Frank H. Cicerale
March 1, 2008
Photos By: Peter S. Linney
Model: Lux Kassidy

"My-my-my stapler."

It's one of the many lines from the '99 movie Office Space, uttered by Milton to the inconsiderate Bill Lumbergh, that has become ingrained in movie-goers' brains. The cult classic revolves around a group of unhappy workers and how they try to cheat their boss and their company.

While Carlos Garcia's '99 Mustang GT wasn't beat upon quite as badly as the copy machine that saw the barrel of a baseball bat in the movie, the car was worked over to become what he envisioned it would be while sitting in his own office space.

Powering this Mustang is a fortified Two-Valve modular mill. The 4.6 powerplant has seen a host of improvements, namely some killer bottom-end components, a set of Patriot heads, a few more cubic inches, and forced induction.

"My desk at work had a window just to the right of my laptop," Carlos explains about how he got interested in the Mustang scene. "I like to start my day early, so usually I was at my desk before my boss, Bruce, pulled in. His parking space was directly in front of my window, and after listening to the deep sound of his Mustang GT pull up every day, I told him I'd be interested in buying the car if he ever wanted to sell it."

Carlos got the chance when Bruce called from a Ford dealership, offering the car for sale. You see, Bruce had just ordered a brand-new '04 Cobra and didn't need his lowly GT anymore. Carlos was more than happy to take ownership of the SN-95 and began to think about just how he wanted his ride to be when he was done with it.

"Once you start driving a Mustang, it doesn't take long before the high-performance bug kicks in," Carlos says. "I wanted to have the nicest, best performing, and fastest Mustang in town."

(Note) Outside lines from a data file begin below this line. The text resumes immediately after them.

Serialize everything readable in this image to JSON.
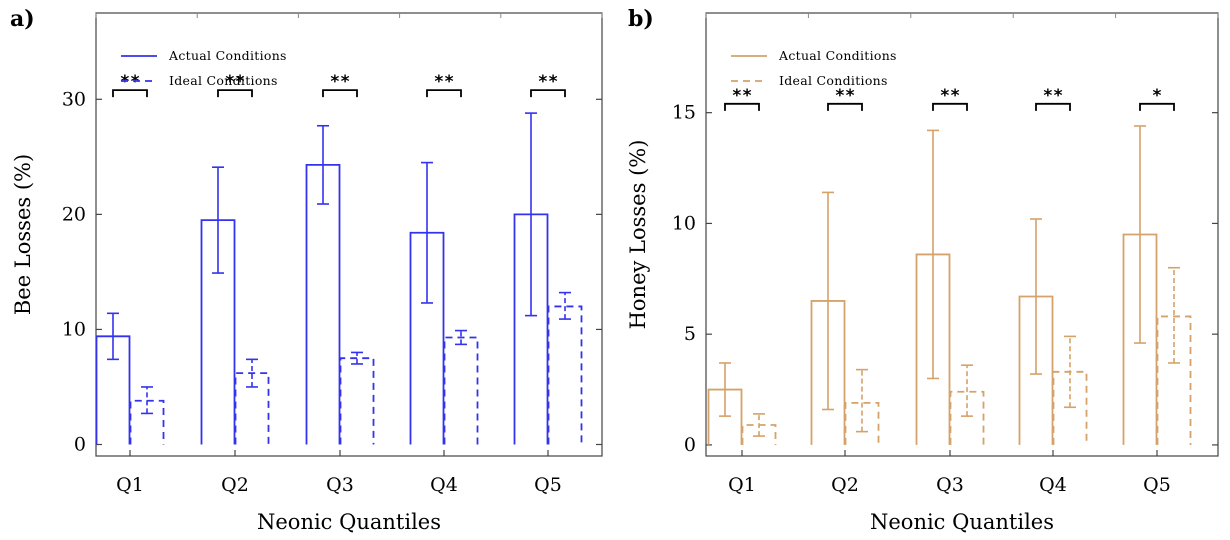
{
  "chart_data": [
    {
      "panel": "a)",
      "type": "bar",
      "xlabel": "Neonic Quantiles",
      "ylabel": "Bee Losses (%)",
      "ylim": [
        -1,
        37.5
      ],
      "yticks": [
        0,
        10,
        20,
        30
      ],
      "categories": [
        "Q1",
        "Q2",
        "Q3",
        "Q4",
        "Q5"
      ],
      "color": "#3333ee",
      "series": [
        {
          "name": "Actual Conditions",
          "style": "solid",
          "values": [
            9.4,
            19.5,
            24.3,
            18.4,
            20.0
          ],
          "err_low": [
            7.4,
            14.9,
            20.9,
            12.3,
            11.2
          ],
          "err_high": [
            11.4,
            24.1,
            27.7,
            24.5,
            28.8
          ]
        },
        {
          "name": "Ideal Conditions",
          "style": "dashed",
          "values": [
            3.8,
            6.2,
            7.5,
            9.3,
            12.0
          ],
          "err_low": [
            2.7,
            5.0,
            7.0,
            8.7,
            10.9
          ],
          "err_high": [
            5.0,
            7.4,
            8.0,
            9.9,
            13.2
          ]
        }
      ],
      "significance": [
        "**",
        "**",
        "**",
        "**",
        "**"
      ],
      "significance_level": 30.8,
      "legend": "top-left",
      "grid": false
    },
    {
      "panel": "b)",
      "type": "bar",
      "xlabel": "Neonic Quantiles",
      "ylabel": "Honey Losses (%)",
      "ylim": [
        -0.5,
        19.5
      ],
      "yticks": [
        0,
        5,
        10,
        15
      ],
      "categories": [
        "Q1",
        "Q2",
        "Q3",
        "Q4",
        "Q5"
      ],
      "color": "#d4a26a",
      "series": [
        {
          "name": "Actual Conditions",
          "style": "solid",
          "values": [
            2.5,
            6.5,
            8.6,
            6.7,
            9.5
          ],
          "err_low": [
            1.3,
            1.6,
            3.0,
            3.2,
            4.6
          ],
          "err_high": [
            3.7,
            11.4,
            14.2,
            10.2,
            14.4
          ]
        },
        {
          "name": "Ideal Conditions",
          "style": "dashed",
          "values": [
            0.9,
            1.9,
            2.4,
            3.3,
            5.8
          ],
          "err_low": [
            0.4,
            0.6,
            1.3,
            1.7,
            3.7
          ],
          "err_high": [
            1.4,
            3.4,
            3.6,
            4.9,
            8.0
          ]
        }
      ],
      "significance": [
        "**",
        "**",
        "**",
        "**",
        "*"
      ],
      "significance_level": 15.4,
      "legend": "top-left",
      "grid": false
    }
  ]
}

Carlos' Mustang gets its 500-rwhp kick from the 14 pounds of boost supplied by the Paxton Novi 2000 blower.

With the gauntlet laid down, Carlos embarked on projecting his vision onto his Pony. He enlisted the help of G&S Mustang Performance (Riverside, California) to rebuild the stock 4.6 Two-Valve in preparation for some serious grunt. Each cylinder was bored 0.020 inch over, and the stock bottom-end components were set aside in favor of an '04 Cobra crank, CCR 4340 H-beam rods, and a set of Mahle 16cc pistons. The rotating assembly was balanced, then carefully placed in the block. The bottom end was buttoned up with the installation of a Canton oil pan. The whole thing was then turned over, and final assembly of the oversized modular powerplant began to take shape. A set of Patriot heads were put on top of the cylinders. Underneath the Ford Racing Performance Parts valve covers lie a set of Comp Cams Stage II camshafts, while sitting between the heads is a Professional Products Power-Plus polished intake manifold that had some work done to it by GTR High Performance in Rancho Cucamonga, California.

TSW Thruxton five-spoke rims are found on all four corners. Shod in Toyo hoops, the front wheels spec out to 19x8½ inches, while the rears check in at a slightly larger 19x9½ inches.

With the bottom-end components fortified, Carlos had Paxton ship out one of its Novi 2000 centrifugal blowers. Combined with a MAC cold-air kit and mass air meter, the blower stuffs in the needed outside ambiance at 14 pounds of boost to create a thundering 500 rwhp. All of that horsepower wouldn't be made without the right supply of fuel, though. That aspect of the build was handled by the installation of a pair of Cobra fuel pumps, along with a Kenne Bell Boost-A-Pump and a set of 60-pound injectors. The spent mixture of air and fuel is evacuated through a pair of BBK ceramic-coated shorty headers and a full-on Borla exhaust.

A Tremec TKO 500 backs the potent Two-Valve mod motor. Squashed between the aluminum flywheel, and the tranny is a Centerforce 26-spline clutch assembly. Shifting chores are made easier by a Pro-Shifter short-throw knob. An aluminum driveshaft links the trans to the 8.8-inch rear, which now showcases a set of 3.73 gears.